CATANIA. Bloccati in auto da neve e ghiaccio sull'Etna: soccorritori in azione sul versante sud del vulcano per recuperare padre e figlia. La chiamata d'emergenza è arrivata poco prima della mezzanotte di venerdì, quando la centrale operativa 118 di Catania ha richiesto al personale del Soccorso alpino e speleologico siciliano un intervento lungo la strada provinciale numero 92, che conduce al rifugio Sapienza, a circa un chilometro dai crateri Silvestri.
I due erano come detto rimasti bloccati con con il loro mezzo fuoristrada dalla neve, spostata dai forti venti di caduta, che non ha permesso di proseguire per raggiungere la zona del rifugio. I tecnici della stazione Etna Sud hanno quindi raggiunto velocemente l'autovettura con i due occupanti, provvedendo a controllare le loro condizioni sanitarie.
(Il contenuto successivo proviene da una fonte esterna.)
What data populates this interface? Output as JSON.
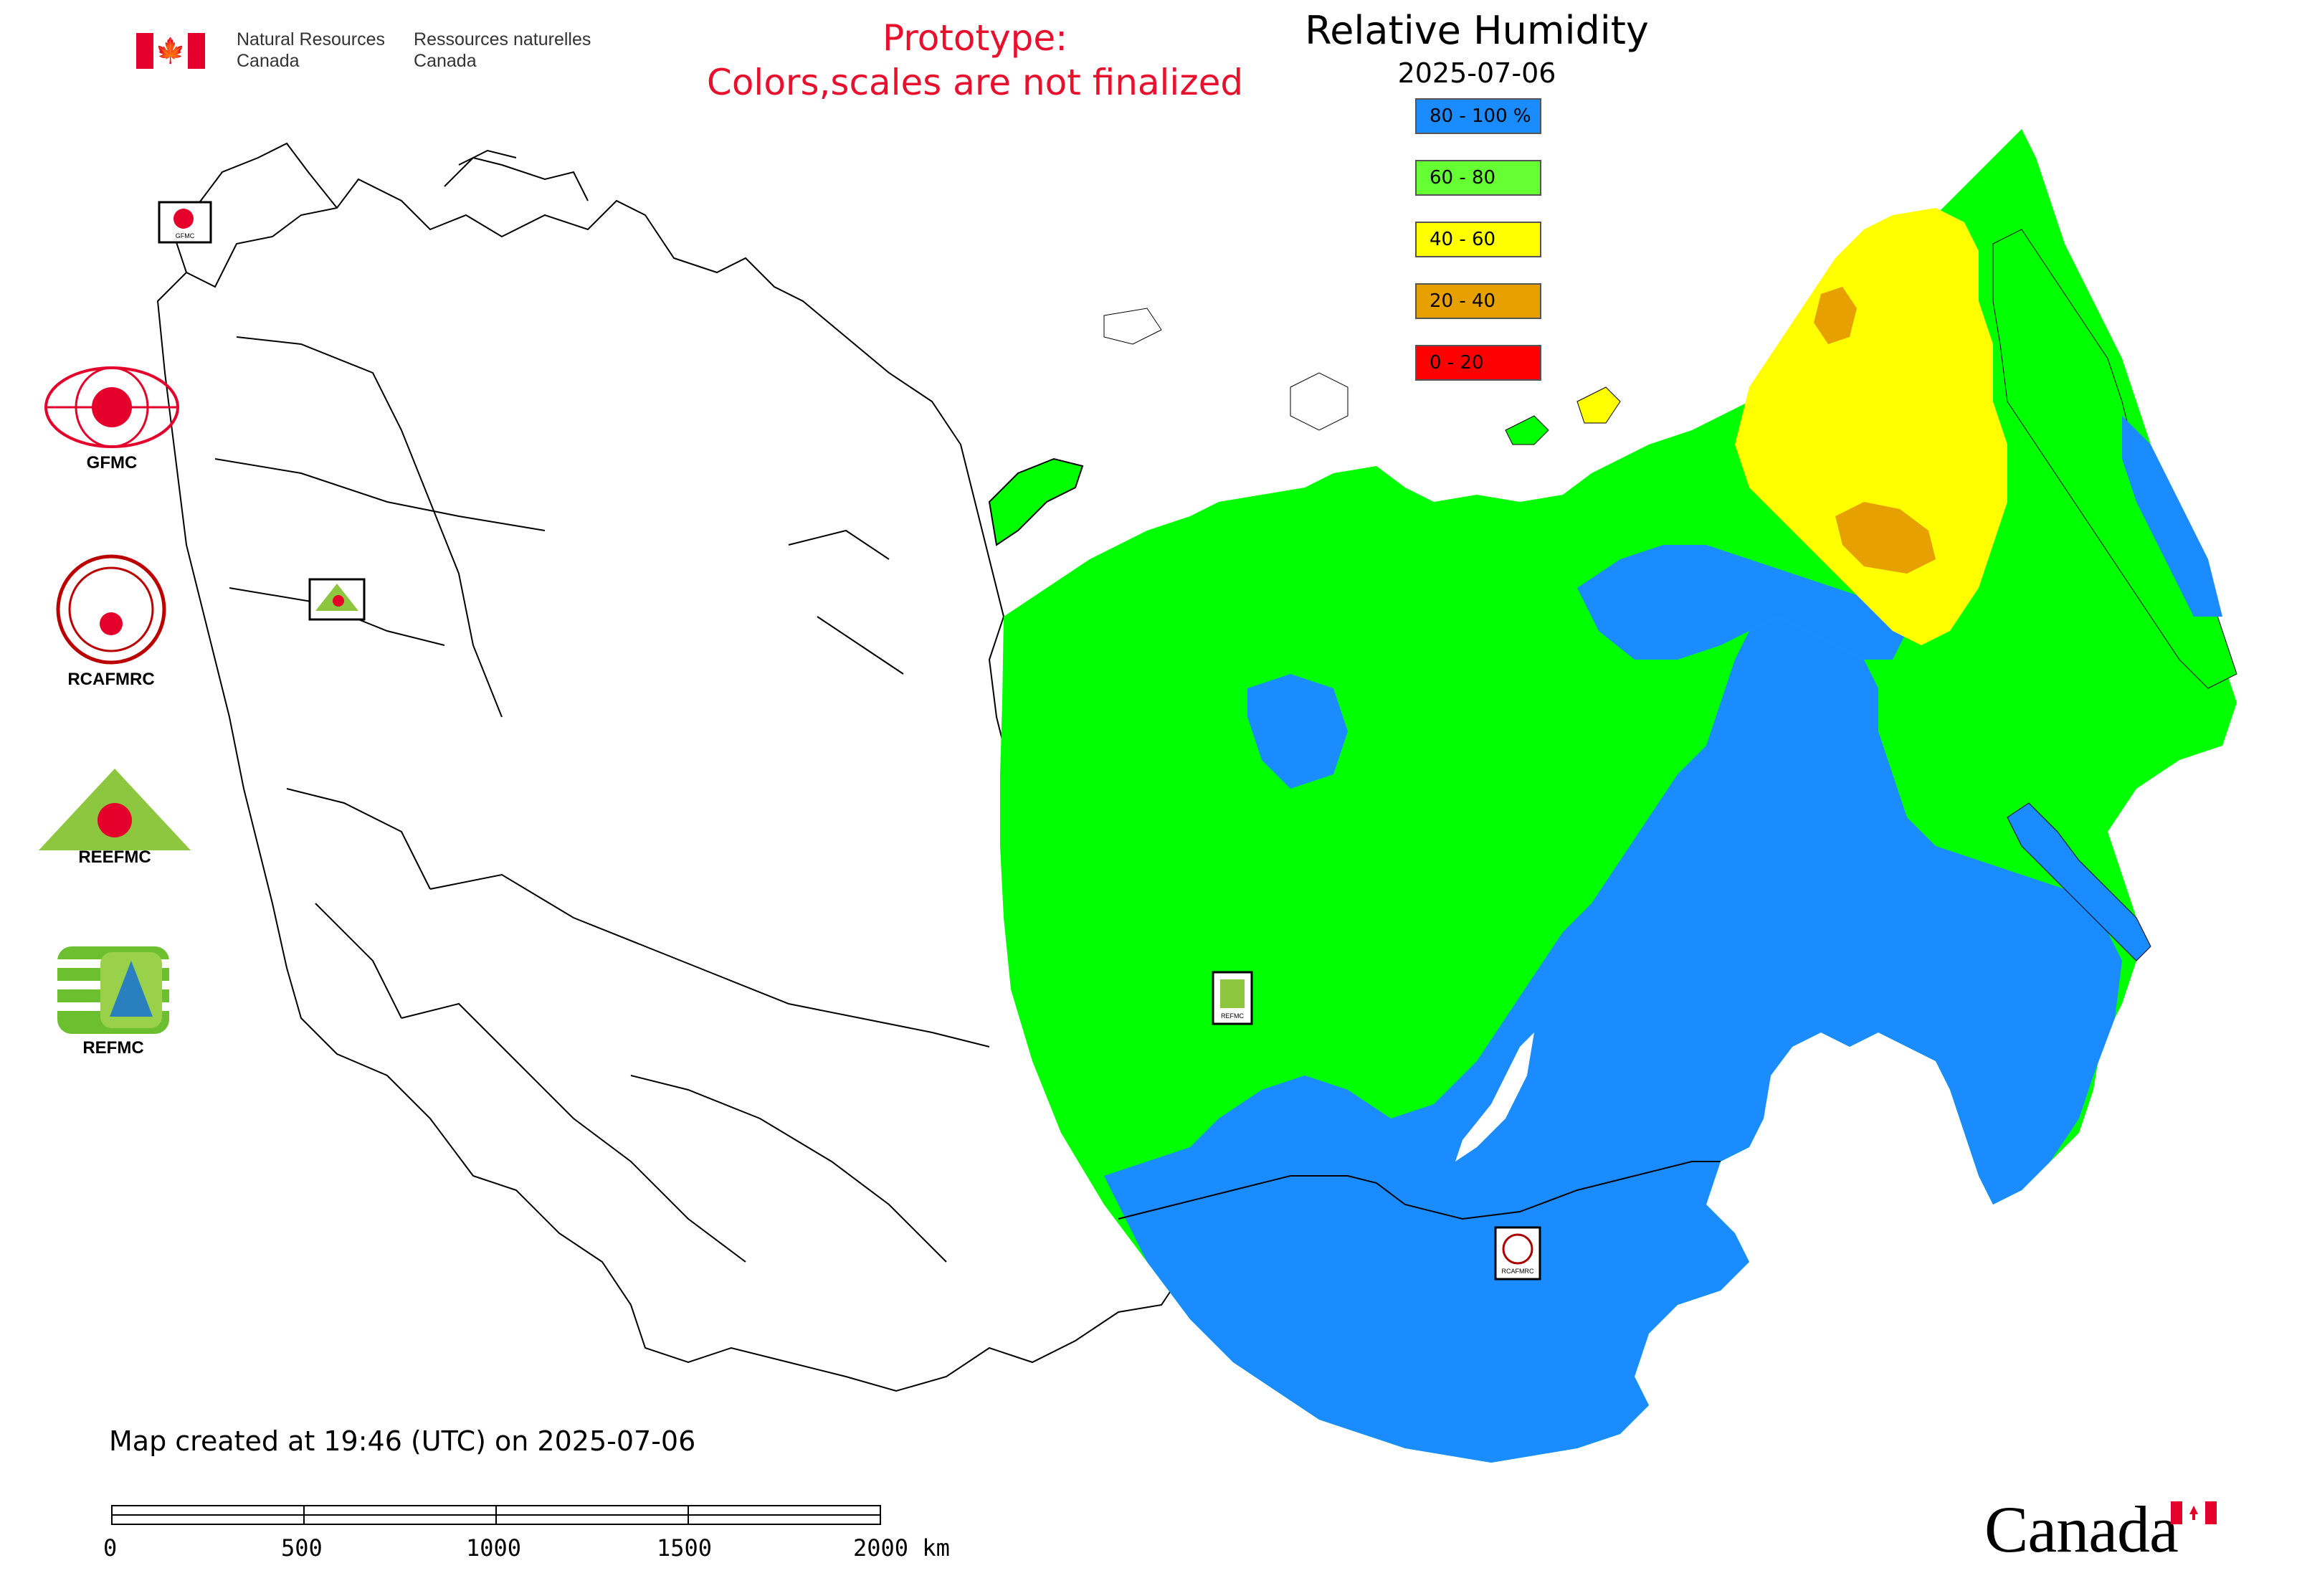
{
  "header": {
    "department_en": [
      "Natural Resources",
      "Canada"
    ],
    "department_fr": [
      "Ressources naturelles",
      "Canada"
    ]
  },
  "prototype_notice": [
    "Prototype:",
    "Colors,scales are not finalized"
  ],
  "map": {
    "title": "Relative Humidity",
    "date": "2025-07-06"
  },
  "legend": [
    {
      "label": "80 - 100 %",
      "color": "#1a8cff"
    },
    {
      "label": "60 - 80",
      "color": "#66ff33"
    },
    {
      "label": "40 - 60",
      "color": "#ffff00"
    },
    {
      "label": "20 - 40",
      "color": "#e6a000"
    },
    {
      "label": "0 - 20",
      "color": "#ff0000"
    }
  ],
  "organizations": [
    {
      "label": "GFMC",
      "icon": "gfmc-logo-icon"
    },
    {
      "label": "RCAFMRC",
      "icon": "rcafmrc-logo-icon"
    },
    {
      "label": "",
      "icon": "reefmc-logo-icon",
      "logo_text": "REEFMC"
    },
    {
      "label": "REFMC",
      "icon": "refmc-logo-icon"
    }
  ],
  "map_markers": [
    {
      "label": "GFMC",
      "icon": "gfmc-marker-icon"
    },
    {
      "label": "REEFMC",
      "icon": "reefmc-marker-icon"
    },
    {
      "label": "REFMC",
      "icon": "refmc-marker-icon"
    },
    {
      "label": "RCAFMRC",
      "icon": "rcafmrc-marker-icon"
    }
  ],
  "footer": {
    "created": "Map created at 19:46 (UTC) on 2025-07-06",
    "scale_labels": [
      "0",
      "500",
      "1000",
      "1500",
      "2000 km"
    ],
    "wordmark": "Canada"
  },
  "colors": {
    "humid_blue": "#1a8cff",
    "green": "#00ff00",
    "yellow": "#ffff00",
    "orange": "#e6a000",
    "red": "#ff0000",
    "notice_red": "#e8112d"
  }
}
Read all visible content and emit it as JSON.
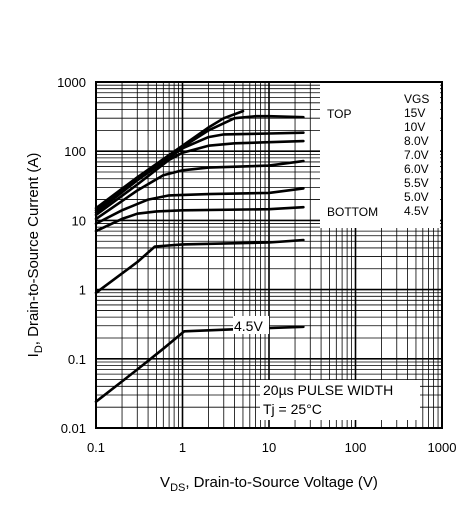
{
  "chart_data": {
    "type": "line",
    "x_scale": "log",
    "y_scale": "log",
    "xlim": [
      0.1,
      1000
    ],
    "ylim": [
      0.01,
      1000
    ],
    "grid": true,
    "x_ticks": [
      "0.1",
      "1",
      "10",
      "100",
      "1000"
    ],
    "y_ticks": [
      "0.01",
      "0.1",
      "1",
      "10",
      "100",
      "1000"
    ],
    "xlabel": {
      "main": "V",
      "sub": "DS",
      "rest": ", Drain-to-Source Voltage (V)"
    },
    "ylabel": {
      "main": "I",
      "sub": "D",
      "rest": ", Drain-to-Source Current (A)"
    },
    "legend": {
      "placement": "top-right",
      "header": "VGS",
      "top_label": "TOP",
      "bottom_label": "BOTTOM",
      "entries": [
        "15V",
        "10V",
        "8.0V",
        "7.0V",
        "6.0V",
        "5.5V",
        "5.0V",
        "4.5V"
      ]
    },
    "annotations": {
      "pulse_width": "20µs PULSE WIDTH",
      "temperature": "Tj = 25°C",
      "curve_label": "4.5V"
    },
    "series": [
      {
        "label_key": "15V",
        "points": [
          [
            0.1,
            15
          ],
          [
            0.3,
            42
          ],
          [
            1,
            120
          ],
          [
            2,
            220
          ],
          [
            3,
            300
          ],
          [
            5,
            380
          ]
        ]
      },
      {
        "label_key": "10V",
        "points": [
          [
            0.1,
            14
          ],
          [
            0.3,
            40
          ],
          [
            1,
            115
          ],
          [
            2,
            200
          ],
          [
            4,
            300
          ],
          [
            7,
            320
          ],
          [
            10,
            320
          ],
          [
            25,
            310
          ]
        ]
      },
      {
        "label_key": "8.0V",
        "points": [
          [
            0.1,
            13
          ],
          [
            0.3,
            38
          ],
          [
            1,
            110
          ],
          [
            2,
            160
          ],
          [
            3,
            175
          ],
          [
            10,
            180
          ],
          [
            25,
            185
          ]
        ]
      },
      {
        "label_key": "7.0V",
        "points": [
          [
            0.1,
            12
          ],
          [
            0.3,
            33
          ],
          [
            0.7,
            75
          ],
          [
            1,
            95
          ],
          [
            2,
            120
          ],
          [
            4,
            130
          ],
          [
            10,
            135
          ],
          [
            25,
            140
          ]
        ]
      },
      {
        "label_key": "6.0V",
        "points": [
          [
            0.1,
            10.5
          ],
          [
            0.3,
            27
          ],
          [
            0.6,
            45
          ],
          [
            1,
            53
          ],
          [
            2,
            58
          ],
          [
            10,
            62
          ],
          [
            25,
            72
          ]
        ]
      },
      {
        "label_key": "5.5V",
        "points": [
          [
            0.1,
            9
          ],
          [
            0.2,
            14
          ],
          [
            0.4,
            20
          ],
          [
            0.7,
            23
          ],
          [
            2,
            24
          ],
          [
            10,
            25
          ],
          [
            25,
            29
          ]
        ]
      },
      {
        "label_key": "5.0V",
        "points": [
          [
            0.1,
            7
          ],
          [
            0.2,
            10.5
          ],
          [
            0.3,
            12.5
          ],
          [
            0.5,
            13.5
          ],
          [
            1,
            14
          ],
          [
            10,
            14.5
          ],
          [
            25,
            15.5
          ]
        ]
      },
      {
        "label_key": "4.5V",
        "points": [
          [
            0.1,
            0.9
          ],
          [
            0.3,
            2.5
          ],
          [
            0.48,
            4.2
          ],
          [
            1,
            4.5
          ],
          [
            5,
            4.7
          ],
          [
            10,
            4.8
          ],
          [
            25,
            5.2
          ]
        ]
      },
      {
        "label_key": "4.5V-lowest",
        "points": [
          [
            0.1,
            0.024
          ],
          [
            0.3,
            0.07
          ],
          [
            0.6,
            0.14
          ],
          [
            1.05,
            0.25
          ],
          [
            5,
            0.27
          ],
          [
            25,
            0.29
          ]
        ]
      }
    ]
  }
}
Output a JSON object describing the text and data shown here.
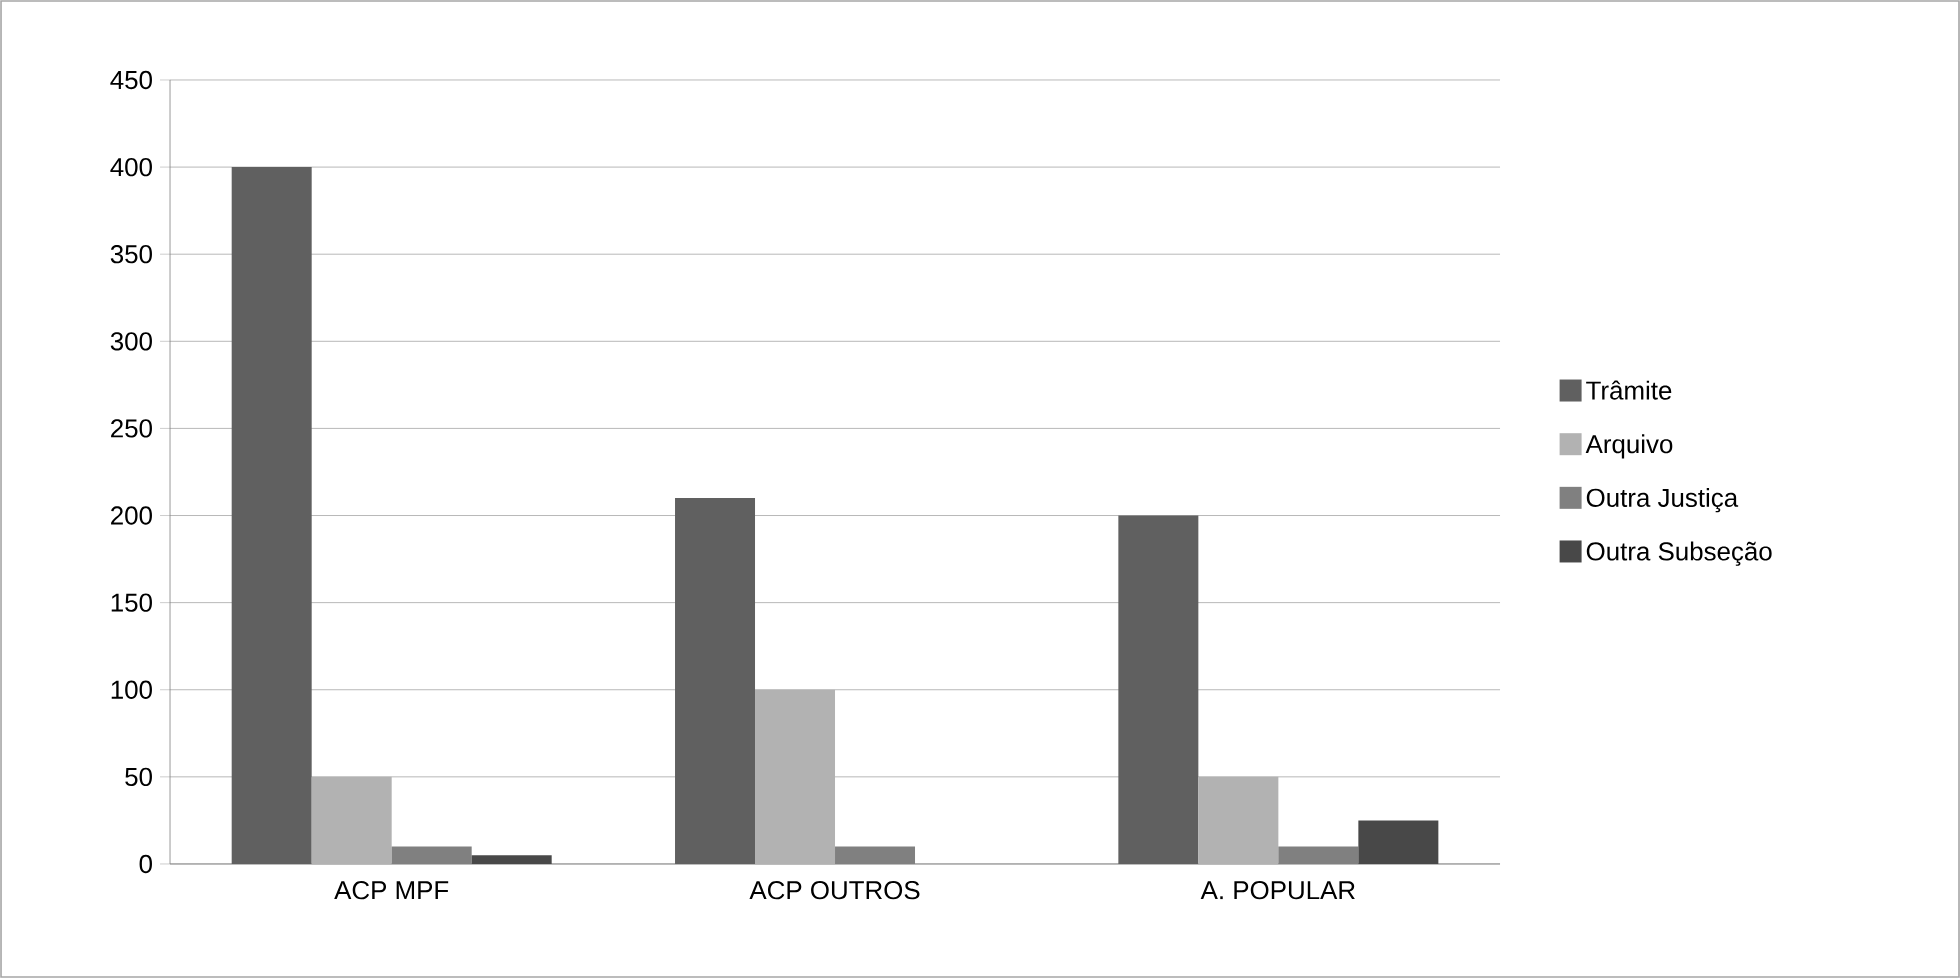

Attorno all'1 e 10 di sabato, padre e figlia sono stati accompagnati nell'area di Piano del Vescovo, dove era stata fatta arrivare l'ambulanza del 118 per i controlli medici del caso. Durante l'intervento di soccorso, aggiungono gli operatori, i tecnici del soccorso hanno rinvenuto abbandonata sulla strada un'altra autovettura, semi-sommersa dalla neve, priva degli occupanti. Presente anche il Soccorso alpino della Guardia di finanza.